Notre pays n’est certes pas le seul à voir ses finances malmenées par la crise. Pour autant, certains de nos voisins européens sont mieux disposés que nous à contenir ce problème. L’Allemagne devrait par exemple retrouver un ratio d’endettement de 60% du PIB d’ici 2030 (niveau d’avant-crise), tandis que la France devrait, à cette même date, voir sa dette dépasser 130% de son PIB, loin des 100% d’avant-crise.
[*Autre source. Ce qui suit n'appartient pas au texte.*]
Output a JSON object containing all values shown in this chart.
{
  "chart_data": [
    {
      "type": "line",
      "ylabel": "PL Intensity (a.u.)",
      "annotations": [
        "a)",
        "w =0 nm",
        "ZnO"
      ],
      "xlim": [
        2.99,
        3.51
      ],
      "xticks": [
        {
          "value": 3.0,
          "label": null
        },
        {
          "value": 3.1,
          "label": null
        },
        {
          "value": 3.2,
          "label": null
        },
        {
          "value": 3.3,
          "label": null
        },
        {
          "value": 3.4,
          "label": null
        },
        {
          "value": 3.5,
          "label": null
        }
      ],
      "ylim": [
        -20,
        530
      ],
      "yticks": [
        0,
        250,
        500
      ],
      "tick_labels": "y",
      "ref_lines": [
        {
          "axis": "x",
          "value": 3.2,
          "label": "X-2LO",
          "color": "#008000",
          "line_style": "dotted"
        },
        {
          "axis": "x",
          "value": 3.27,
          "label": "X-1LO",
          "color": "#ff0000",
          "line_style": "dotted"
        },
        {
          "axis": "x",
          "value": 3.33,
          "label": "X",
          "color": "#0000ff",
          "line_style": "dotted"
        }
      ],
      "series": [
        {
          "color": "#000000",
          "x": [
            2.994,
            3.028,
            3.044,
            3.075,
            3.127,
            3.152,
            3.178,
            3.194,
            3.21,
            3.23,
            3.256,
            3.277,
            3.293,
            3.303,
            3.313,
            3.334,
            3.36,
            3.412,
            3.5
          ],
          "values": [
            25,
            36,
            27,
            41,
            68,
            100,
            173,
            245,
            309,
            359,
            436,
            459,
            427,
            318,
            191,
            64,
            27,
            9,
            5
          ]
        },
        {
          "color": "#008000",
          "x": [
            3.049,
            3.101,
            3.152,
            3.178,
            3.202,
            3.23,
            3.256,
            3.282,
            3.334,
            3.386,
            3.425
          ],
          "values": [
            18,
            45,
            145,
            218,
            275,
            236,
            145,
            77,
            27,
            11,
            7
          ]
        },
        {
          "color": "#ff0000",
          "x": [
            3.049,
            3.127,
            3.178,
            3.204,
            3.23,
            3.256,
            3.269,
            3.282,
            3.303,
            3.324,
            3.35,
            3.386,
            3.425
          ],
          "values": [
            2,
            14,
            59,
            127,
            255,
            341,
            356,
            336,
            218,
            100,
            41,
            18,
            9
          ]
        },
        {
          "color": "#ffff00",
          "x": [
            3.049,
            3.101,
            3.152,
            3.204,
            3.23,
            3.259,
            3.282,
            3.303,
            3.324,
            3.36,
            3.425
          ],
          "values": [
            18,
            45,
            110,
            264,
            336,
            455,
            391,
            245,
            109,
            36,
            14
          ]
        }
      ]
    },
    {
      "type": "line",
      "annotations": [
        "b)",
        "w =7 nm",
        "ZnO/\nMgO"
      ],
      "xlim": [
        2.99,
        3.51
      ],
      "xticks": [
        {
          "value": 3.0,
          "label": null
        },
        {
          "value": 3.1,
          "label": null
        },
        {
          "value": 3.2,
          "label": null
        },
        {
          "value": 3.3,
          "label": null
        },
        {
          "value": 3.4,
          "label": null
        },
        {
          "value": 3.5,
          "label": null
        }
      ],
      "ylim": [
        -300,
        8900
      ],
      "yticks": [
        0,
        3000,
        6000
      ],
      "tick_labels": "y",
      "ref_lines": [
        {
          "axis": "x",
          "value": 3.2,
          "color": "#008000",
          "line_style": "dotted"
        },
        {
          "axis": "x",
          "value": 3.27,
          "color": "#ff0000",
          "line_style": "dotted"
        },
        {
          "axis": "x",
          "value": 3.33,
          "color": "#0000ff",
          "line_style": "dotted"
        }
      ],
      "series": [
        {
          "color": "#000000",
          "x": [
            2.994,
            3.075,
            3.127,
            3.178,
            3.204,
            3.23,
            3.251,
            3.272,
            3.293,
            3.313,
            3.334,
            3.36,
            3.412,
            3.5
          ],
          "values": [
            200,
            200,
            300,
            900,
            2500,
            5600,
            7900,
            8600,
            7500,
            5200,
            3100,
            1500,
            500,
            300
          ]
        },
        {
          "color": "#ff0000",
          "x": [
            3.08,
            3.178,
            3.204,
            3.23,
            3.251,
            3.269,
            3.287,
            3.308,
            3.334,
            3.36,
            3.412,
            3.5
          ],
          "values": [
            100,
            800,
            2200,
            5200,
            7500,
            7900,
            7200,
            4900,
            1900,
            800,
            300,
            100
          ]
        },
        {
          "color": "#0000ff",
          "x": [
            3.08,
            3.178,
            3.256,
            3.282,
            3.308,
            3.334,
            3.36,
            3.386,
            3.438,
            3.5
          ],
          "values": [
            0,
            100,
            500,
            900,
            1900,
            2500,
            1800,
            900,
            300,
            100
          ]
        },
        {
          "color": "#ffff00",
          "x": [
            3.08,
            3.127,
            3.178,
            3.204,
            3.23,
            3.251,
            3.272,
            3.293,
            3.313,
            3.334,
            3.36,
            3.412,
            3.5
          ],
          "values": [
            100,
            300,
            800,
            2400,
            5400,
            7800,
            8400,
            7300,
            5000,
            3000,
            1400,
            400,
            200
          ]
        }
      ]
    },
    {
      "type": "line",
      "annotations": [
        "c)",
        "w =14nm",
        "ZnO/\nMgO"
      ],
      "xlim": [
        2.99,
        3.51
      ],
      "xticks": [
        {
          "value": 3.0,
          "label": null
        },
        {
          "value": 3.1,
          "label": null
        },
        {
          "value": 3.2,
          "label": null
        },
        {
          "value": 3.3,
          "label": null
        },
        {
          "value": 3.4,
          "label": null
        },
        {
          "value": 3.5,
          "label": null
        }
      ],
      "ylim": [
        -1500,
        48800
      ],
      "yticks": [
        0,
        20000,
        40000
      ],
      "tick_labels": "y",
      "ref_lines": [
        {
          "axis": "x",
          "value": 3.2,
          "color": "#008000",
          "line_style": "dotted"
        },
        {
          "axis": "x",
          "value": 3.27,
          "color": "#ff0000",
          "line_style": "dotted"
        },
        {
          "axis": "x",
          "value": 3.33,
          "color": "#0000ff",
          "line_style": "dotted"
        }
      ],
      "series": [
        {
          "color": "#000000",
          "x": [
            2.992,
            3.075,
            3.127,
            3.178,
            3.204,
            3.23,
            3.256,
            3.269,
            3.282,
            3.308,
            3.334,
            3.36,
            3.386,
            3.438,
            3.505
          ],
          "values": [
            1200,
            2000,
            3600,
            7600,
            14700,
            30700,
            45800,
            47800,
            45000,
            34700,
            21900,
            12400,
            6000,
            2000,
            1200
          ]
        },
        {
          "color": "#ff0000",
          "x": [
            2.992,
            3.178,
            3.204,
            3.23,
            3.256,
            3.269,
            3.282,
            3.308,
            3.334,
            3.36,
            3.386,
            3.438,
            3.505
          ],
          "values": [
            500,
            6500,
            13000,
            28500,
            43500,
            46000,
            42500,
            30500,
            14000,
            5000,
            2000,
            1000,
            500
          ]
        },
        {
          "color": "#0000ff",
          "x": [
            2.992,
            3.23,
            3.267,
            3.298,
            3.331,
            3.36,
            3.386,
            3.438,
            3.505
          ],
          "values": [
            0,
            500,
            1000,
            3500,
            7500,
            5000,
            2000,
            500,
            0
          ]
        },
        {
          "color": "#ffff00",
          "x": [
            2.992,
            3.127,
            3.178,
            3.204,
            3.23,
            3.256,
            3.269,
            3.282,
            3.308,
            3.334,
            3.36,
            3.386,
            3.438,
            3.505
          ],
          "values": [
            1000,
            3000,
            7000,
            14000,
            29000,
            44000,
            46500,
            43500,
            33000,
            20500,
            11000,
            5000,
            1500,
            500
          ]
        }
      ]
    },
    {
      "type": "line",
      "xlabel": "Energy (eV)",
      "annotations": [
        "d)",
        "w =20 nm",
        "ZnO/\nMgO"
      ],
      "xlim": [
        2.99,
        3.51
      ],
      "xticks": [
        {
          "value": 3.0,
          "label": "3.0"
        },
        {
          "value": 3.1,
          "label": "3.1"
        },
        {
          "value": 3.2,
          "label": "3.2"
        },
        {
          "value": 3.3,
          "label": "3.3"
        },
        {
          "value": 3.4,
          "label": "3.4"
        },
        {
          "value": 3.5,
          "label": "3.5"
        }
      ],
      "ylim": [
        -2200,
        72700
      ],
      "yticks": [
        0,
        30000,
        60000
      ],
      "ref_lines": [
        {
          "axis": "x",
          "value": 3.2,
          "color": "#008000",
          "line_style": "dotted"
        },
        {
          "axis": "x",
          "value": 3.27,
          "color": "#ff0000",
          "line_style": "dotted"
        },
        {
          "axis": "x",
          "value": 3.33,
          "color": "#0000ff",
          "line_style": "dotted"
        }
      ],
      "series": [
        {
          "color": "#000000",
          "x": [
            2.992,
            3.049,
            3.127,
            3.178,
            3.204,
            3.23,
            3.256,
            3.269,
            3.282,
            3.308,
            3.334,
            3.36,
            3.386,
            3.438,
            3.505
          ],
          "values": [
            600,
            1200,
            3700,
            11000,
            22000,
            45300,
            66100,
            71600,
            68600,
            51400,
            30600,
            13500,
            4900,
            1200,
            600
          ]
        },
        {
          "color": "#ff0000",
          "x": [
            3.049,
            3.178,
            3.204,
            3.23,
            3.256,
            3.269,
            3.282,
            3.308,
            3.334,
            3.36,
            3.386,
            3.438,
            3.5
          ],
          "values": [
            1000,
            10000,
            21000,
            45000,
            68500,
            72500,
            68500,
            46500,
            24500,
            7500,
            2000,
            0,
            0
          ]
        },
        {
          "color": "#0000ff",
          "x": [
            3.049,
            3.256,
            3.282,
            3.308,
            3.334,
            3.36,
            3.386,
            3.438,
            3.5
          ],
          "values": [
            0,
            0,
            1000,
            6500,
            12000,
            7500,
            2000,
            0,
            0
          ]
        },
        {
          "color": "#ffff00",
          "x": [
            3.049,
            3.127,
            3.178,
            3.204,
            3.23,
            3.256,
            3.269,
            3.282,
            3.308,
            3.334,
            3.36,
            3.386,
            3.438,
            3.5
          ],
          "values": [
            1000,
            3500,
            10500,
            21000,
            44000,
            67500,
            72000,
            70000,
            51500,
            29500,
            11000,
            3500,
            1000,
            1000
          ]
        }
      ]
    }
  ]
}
Est-ce grave ? À en croire les marchés financiers, la réponse est non. La France emprunte toujours à des taux extrêmement bas, parfois négatifs. Le coût de la dette, c’est-à-dire les intérêts versés à ses créanciers, baissent désormais chaque année (moins de 30 milliards en 2020, contre plus de 50 milliards en 2012) malgré une dette publique de plus en plus volumineuse. Ce miracle est rendu possible par le soutien de la BCE, qui a fixé les taux courts à des niveaux négatifs depuis septembre 2014, et rachète depuis 2015 une partie des emprunts de la France dans le cadre de son plan de « quantitative easing ». Cette politique permet de diminuer drastiquement les taux d’emprunt français sur toutes les échéances. Sans cela, leurs niveaux seraient bien plus élevés.
De mauvaises solutions
Une banque centrale ayant un pouvoir illimité de création monétaire, son soutien peut, en théorie, se poursuivre à l’infini. Nul ne sait cependant si la BCE continuera à se montrer aussi généreuse à l’avenir. Son objectif de pilotage de l’inflation pourrait en effet l’obliger à réduire ses achats de titres et remonter ses taux. Parier sur un soutien infini de la BCE, c’est donc sans doute négliger l’évolution du cycle économique qui l’amènera tôt ou tard à ajuster sa politique monétaire.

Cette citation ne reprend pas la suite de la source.